Verification: The end user completes the verification flow, such as a document or selfie verification, with the provider over an independent channel. The provider derives claims, such as a Boolean age-threshold result plus methodology metadata.
Redemption (anonymized): The relying party presents the credential and session authenticator. The provider checks that the credential is consistent with some prior issuance, verifies the challenge Message Authentication Code (MAC) and expiry, enforces one-time use, rotates the session authenticator, and returns the result encrypted under ek_S.
Reference implementation
Consistent with the norms of security research, we are releasing reference implementations so the design can be independently scrutinized and reproduced. We are publishing reference server SDKs (Go first, with Node and Python to follow) and the Relay core components under the Apache 2.0 license, on GitHub under the persona-id organization. Before release, repositories were rebuilt from clean history with full secret scanning, reviewed for security and repository configuration, and cleared for the appropriate export classification (EAR99).
The relying-party integration surface is deliberately small: issue and unblind a credential, open a session, and redeem for an encrypted result.
// Issuance (authenticated channel): obtain and unblind an anonymous credential.
cred, err := relay.Issue(ctx, relay.IssueRequest{ClaimType: "age_over_18"})
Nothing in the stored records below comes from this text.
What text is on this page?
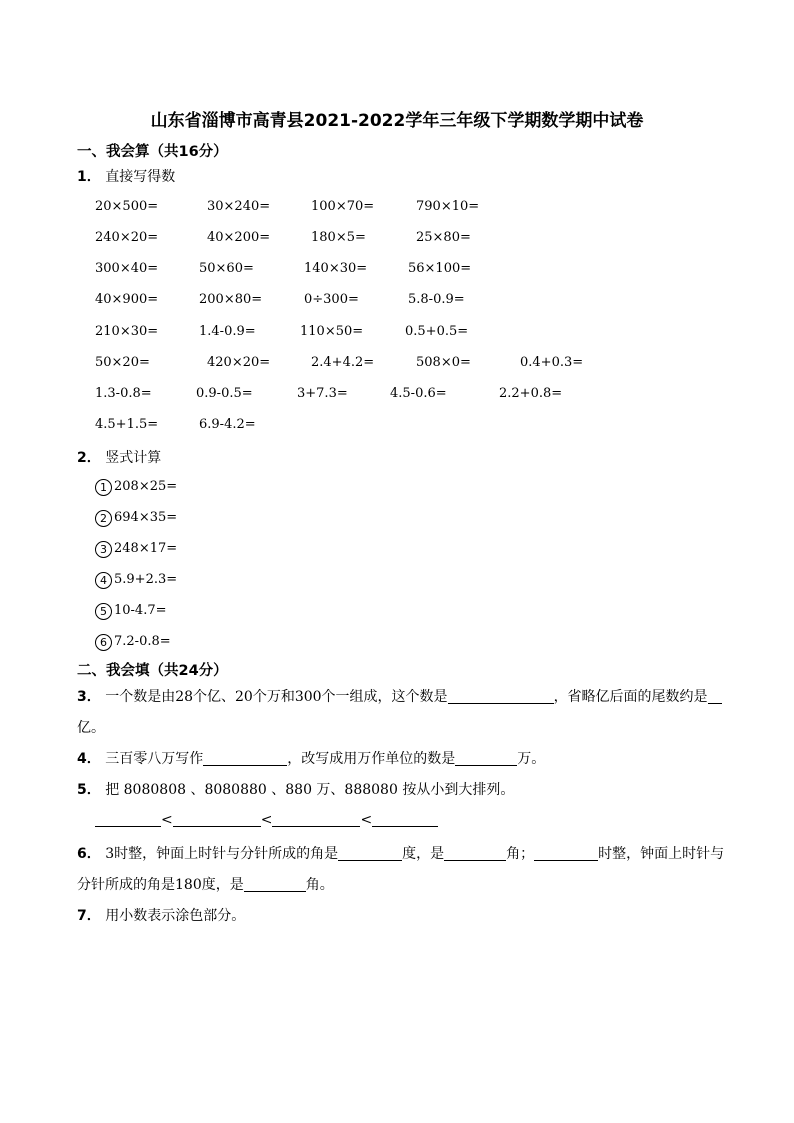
山东省淄博市高青县2021-2022学年三年级下学期数学期中试卷
一、我会算（共16分）
1． 直接写得数
20×500=	30×240=	100×70=	790×10=
240×20=	40×200=	180×5=	25×80=
300×40=	50×60=	140×30=	56×100=
40×900=	200×80=	0÷300=	5.8-0.9=
210×30=	1.4-0.9=	110×50=	0.5+0.5=
50×20=	420×20=	2.4+4.2=	508×0=	0.4+0.3=
1.3-0.8=	0.9-0.5=	3+7.3=	4.5-0.6=	2.2+0.8=
4.5+1.5=	6.9-4.2=
2． 竖式计算
1 208×25=
2 694×35=
3 248×17=
4 5.9+2.3=
5 10-4.7=
6 7.2-0.8=
二、我会填（共24分）
3． 一个数是由28个亿、20个万和300个一组成，这个数是	，省略亿后面的尾数约是
亿。
4． 三百零八万写作	，改写成用万作单位的数是	万。
5． 把 8080808 、8080880 、880 万、888080 按从小到大排列。
<	<	<
6． 3时整，钟面上时针与分针所成的角是	度，是	角；	时整，钟面上时针与
分针所成的角是180度，是	角。
7． 用小数表示涂色部分。
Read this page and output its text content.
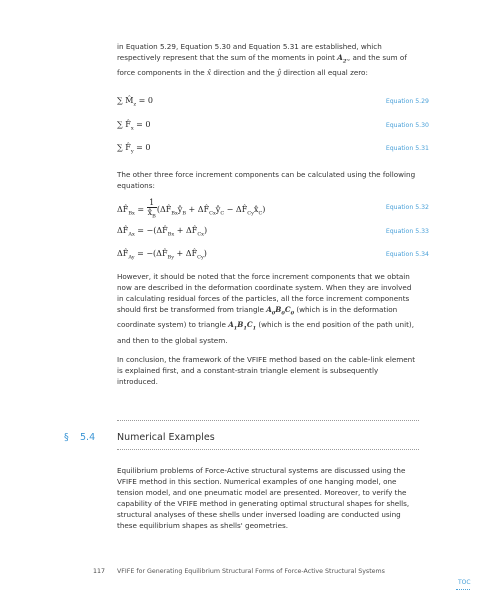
in Equation 5.29, Equation 5.30 and Equation 5.31 are established, which respectively represent that the sum of the moments in point $A_{2'}$, and the sum of force components in the x̂ direction and the ŷ direction all equal zero:

∑ $M̂_z = 0$	Equation 5.29
∑ $F̂_x = 0$	Equation 5.30
∑ $F̂_y = 0$	Equation 5.31

The other three force increment components can be calculated using the following equations:

$\Delta F̂_{Bx} = \frac{1}{x̂_B}$ ($\Delta F̂_{Bx}ŷ_B$ + $\Delta F̂_{Cx}ŷ_C$ − $\Delta F̂_{Cy}x̂_C$)	Equation 5.32
$\Delta F̂_{Ax}$ = $-(\Delta F̂_{Bx}$ + $\Delta F̂_{Cx}$)	Equation 5.33
$\Delta F̂_{Ay}$ = $-(\Delta F̂_{By}$ + $\Delta F̂_{Cy}$)	Equation 5.34

However, it should be noted that the force increment components that we obtain now are described in the deformation coordinate system. When they are involved in calculating residual forces of the particles, all the force increment components should first be transformed from triangle $A_0B_0C_0$ (which is in the deformation coordinate system) to triangle $A_1B_1C_1$ (which is the end position of the path unit), and then to the global system.

In conclusion, the framework of the VFIFE method based on the cable-link element is explained first, and a constant-strain triangle element is subsequently introduced.

§ 5.4 Numerical Examples

Equilibrium problems of Force-Active structural systems are discussed using the VFIFE method in this section. Numerical examples of one hanging model, one tension model, and one pneumatic model are presented. Moreover, to verify the capability of the VFIFE method in generating optimal structural shapes for shells, structural analyses of these shells under inversed loading are conducted using these equilibrium shapes as shells' geometries.

117 VFIFE for Generating Equilibrium Structural Forms of Force-Active Structural Systems
TOC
// Session creation (anonymized channel): register a result-encryption key.
sess, err := relay.NewSession(ctx, cred, relay.EncryptionKey(ekS))
// ... end user completes verification via the embedded flow ...
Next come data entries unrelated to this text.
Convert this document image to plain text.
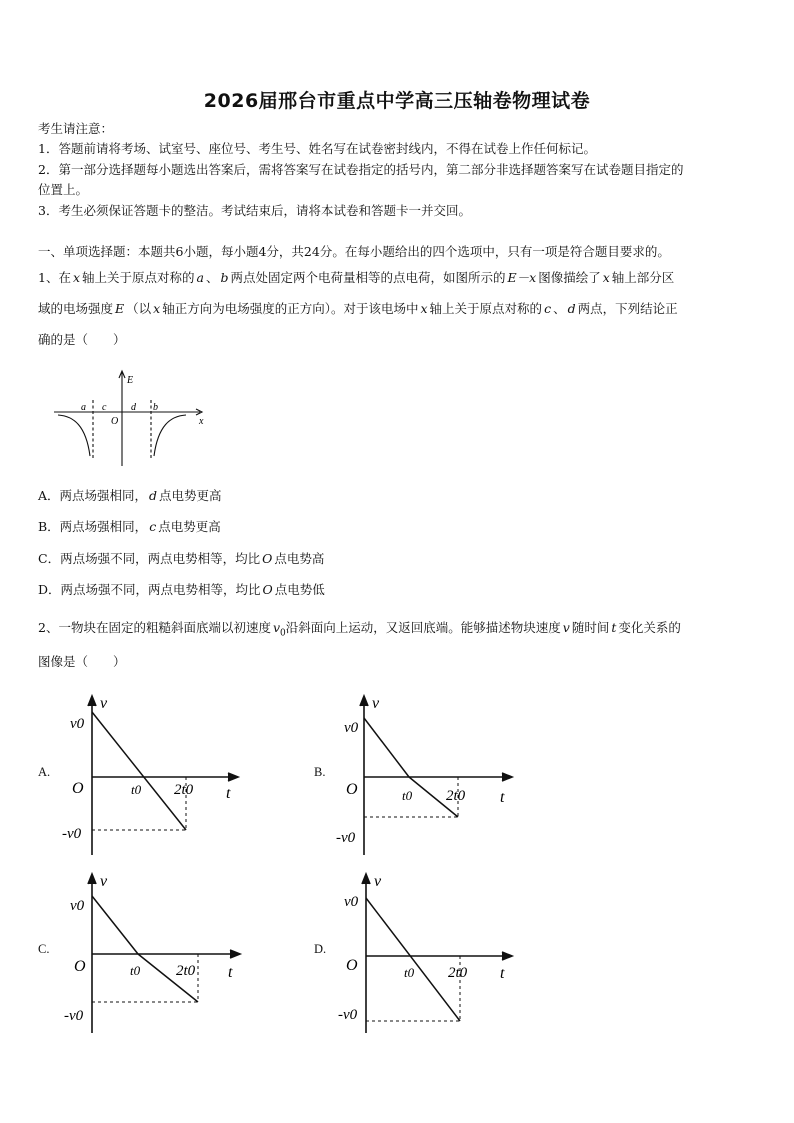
2026届邢台市重点中学高三压轴卷物理试卷
考生请注意：
1．答题前请将考场、试室号、座位号、考生号、姓名写在试卷密封线内，不得在试卷上作任何标记。
2．第一部分选择题每小题选出答案后，需将答案写在试卷指定的括号内，第二部分非选择题答案写在试卷题目指定的
位置上。
3．考生必须保证答题卡的整洁。考试结束后，请将本试卷和答题卡一并交回。
一、单项选择题：本题共6小题，每小题4分，共24分。在每小题给出的四个选项中，只有一项是符合题目要求的。
1、在 x 轴上关于原点对称的 a 、 b 两点处固定两个电荷量相等的点电荷，如图所示的 E－x 图像描绘了 x 轴上部分区
域的电场强度 E （以 x 轴正方向为电场强度的正方向）。对于该电场中 x 轴上关于原点对称的 c 、 d 两点，下列结论正
确的是（　　）
E
x
O
a c d b
A．两点场强相同， d 点电势更高
B．两点场强相同， c 点电势更高
C．两点场强不同，两点电势相等，均比 O 点电势高
D．两点场强不同，两点电势相等，均比 O 点电势低
2、一物块在固定的粗糙斜面底端以初速度 $v_0$沿斜面向上运动，又返回底端。能够描述物块速度 v 随时间 t 变化关系的
图像是（　　）
A.	B.
C.	D.
v
v0
O	t0 2t0 t
-v0
v
v0
O	t0 2t0 t
-v0
v
v0
O	t0 2t0 t
-v0
v
v0
O	t0 2t0 t
-v0
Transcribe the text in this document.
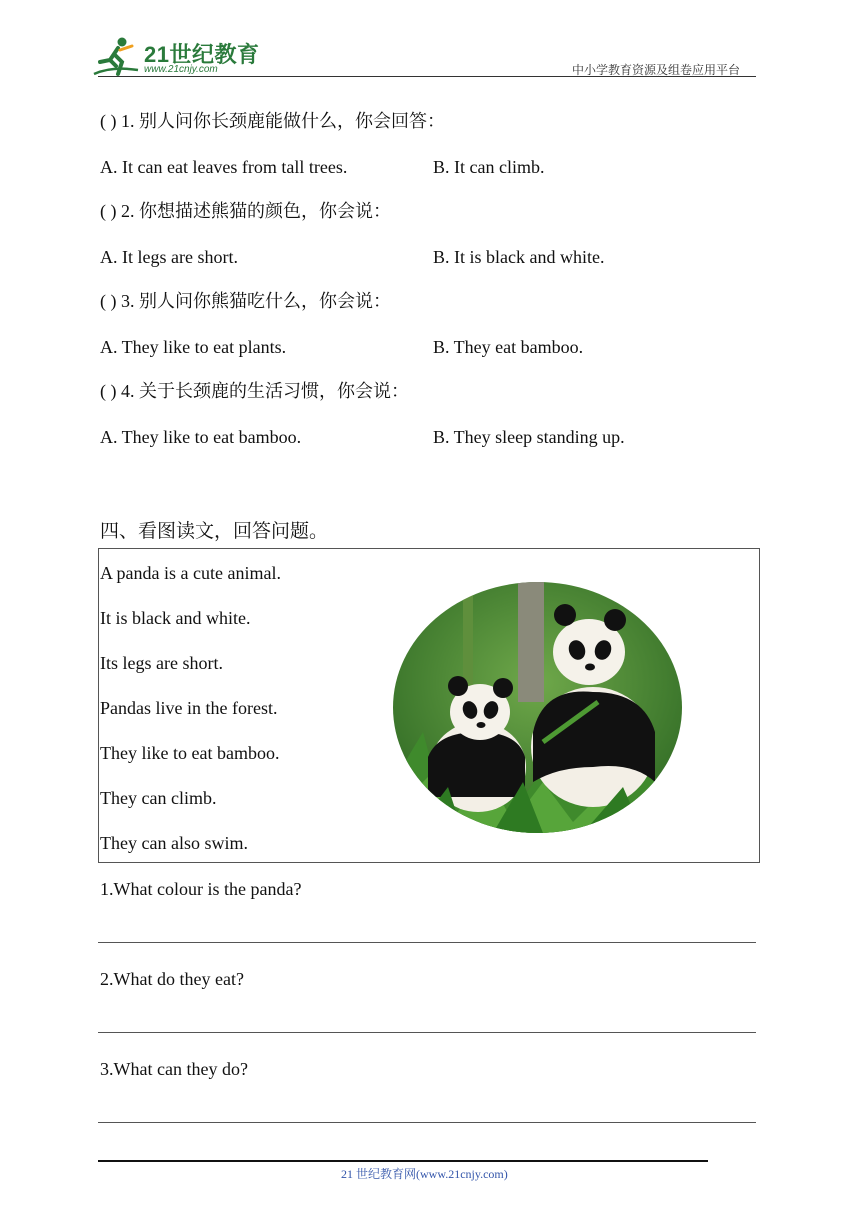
21世纪教育
www.21cnjy.com	中小学教育资源及组卷应用平台
( ) 1. 别人问你长颈鹿能做什么，你会回答：
A. It can eat leaves from tall trees.	B. It can climb.
( ) 2. 你想描述熊猫的颜色，你会说：
A. It legs are short.	B. It is black and white.
( ) 3. 别人问你熊猫吃什么，你会说：
A. They like to eat plants.	B. They eat bamboo.
( ) 4. 关于长颈鹿的生活习惯，你会说：
A. They like to eat bamboo.	B. They sleep standing up.
四、看图读文，回答问题。
A panda is a cute animal.
It is black and white.
Its legs are short.
Pandas live in the forest.
They like to eat bamboo.
They can climb.
They can also swim.
1.What colour is the panda?
2.What do they eat?
3.What can they do?
21 世纪教育网(www.21cnjy.com)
// Redemption (anonymized channel): retrieve the encrypted claim result.
res, err := relay.Redeem(ctx, sess, cred)
claim, err := res.Decrypt(dkS) // e.g. {"age_over_18": true, "method": "..."}
(Illustrative; see the repositories for the current API.)
Security properties and limitations
We argue that Relay provides:
Use-case blindness: The provider verifies consistency rather than retrieving a specific issuance record, and Oblivious HTTP removes network-layer re-identification.
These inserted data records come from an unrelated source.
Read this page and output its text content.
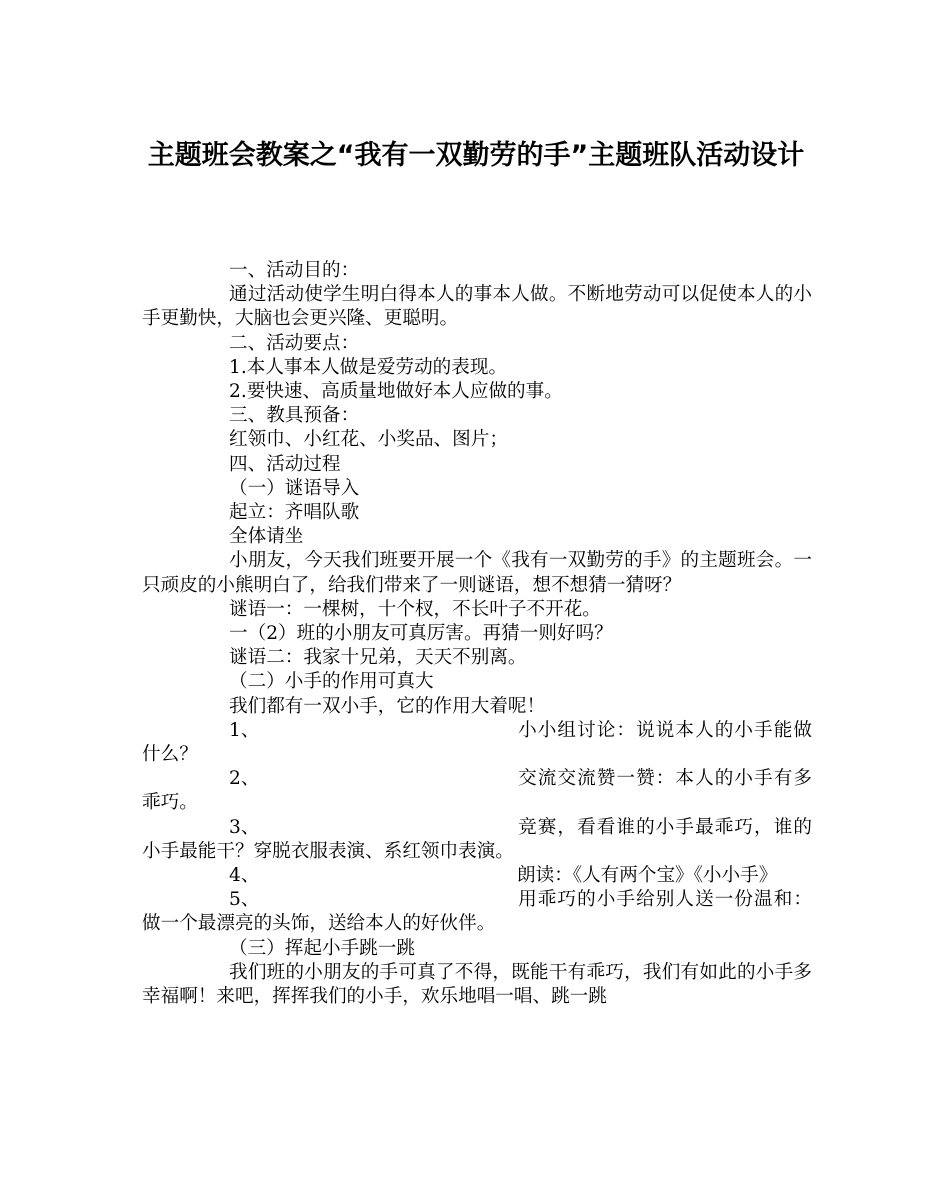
主题班会教案之“我有一双勤劳的手”主题班队活动设计

一、活动目的：

通过活动使学生明白得本人的事本人做。不断地劳动可以促使本人的小手更勤快，大脑也会更兴隆、更聪明。

二、活动要点：

1.本人事本人做是爱劳动的表现。

2.要快速、高质量地做好本人应做的事。

三、教具预备：

红领巾、小红花、小奖品、图片；

四、活动过程

（一）谜语导入

起立：齐唱队歌

全体请坐

小朋友，今天我们班要开展一个《我有一双勤劳的手》的主题班会。一只顽皮的小熊明白了，给我们带来了一则谜语，想不想猜一猜呀？

谜语一：一棵树，十个杈，不长叶子不开花。

一（2）班的小朋友可真厉害。再猜一则好吗？

谜语二：我家十兄弟，天天不别离。

（二）小手的作用可真大

我们都有一双小手，它的作用大着呢！

1、	小小组讨论：说说本人的小手能做什么？

2、	交流交流赞一赞：本人的小手有多乖巧。

3、	竞赛，看看谁的小手最乖巧，谁的小手最能干？穿脱衣服表演、系红领巾表演。

4、	朗读：《人有两个宝》《小小手》

5、	用乖巧的小手给别人送一份温和：做一个最漂亮的头饰，送给本人的好伙伴。

（三）挥起小手跳一跳

我们班的小朋友的手可真了不得，既能干有乖巧，我们有如此的小手多幸福啊！来吧，挥挥我们的小手，欢乐地唱一唱、跳一跳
Data minimization: The relying party only receives a derived claim.
Result confidentiality: The results are encrypted to a key that the provider never holds after issuance.
Integrity and one-time use: The blind-signature scheme and one-time-use store limit forgery and replay attacks.
Issuance/redemption unlinkability: Issuance and redemption records are held in separate, uncross-linked tenants. And the relying party holds the blinding factor that relates the issuance and redemption credentials.
Meterability: The issuance receipts enable per-event billing without a join key to any redemptions.
We are deliberate about what is not yet established. The unlinkability argument is informal, and a formal indistinguishability model and proof still need to be completed. A residual timing- and volume-based side channel exists across the two channels, which coarse-grained expiry and the oblivious relay mitigate but do not provably eliminate. And we do not report measurements from a production deployment where latency, cryptographic overhead, and throughput characterization are open. We also intend to analyze Relay-collusion and compromised-key failure modes explicitly.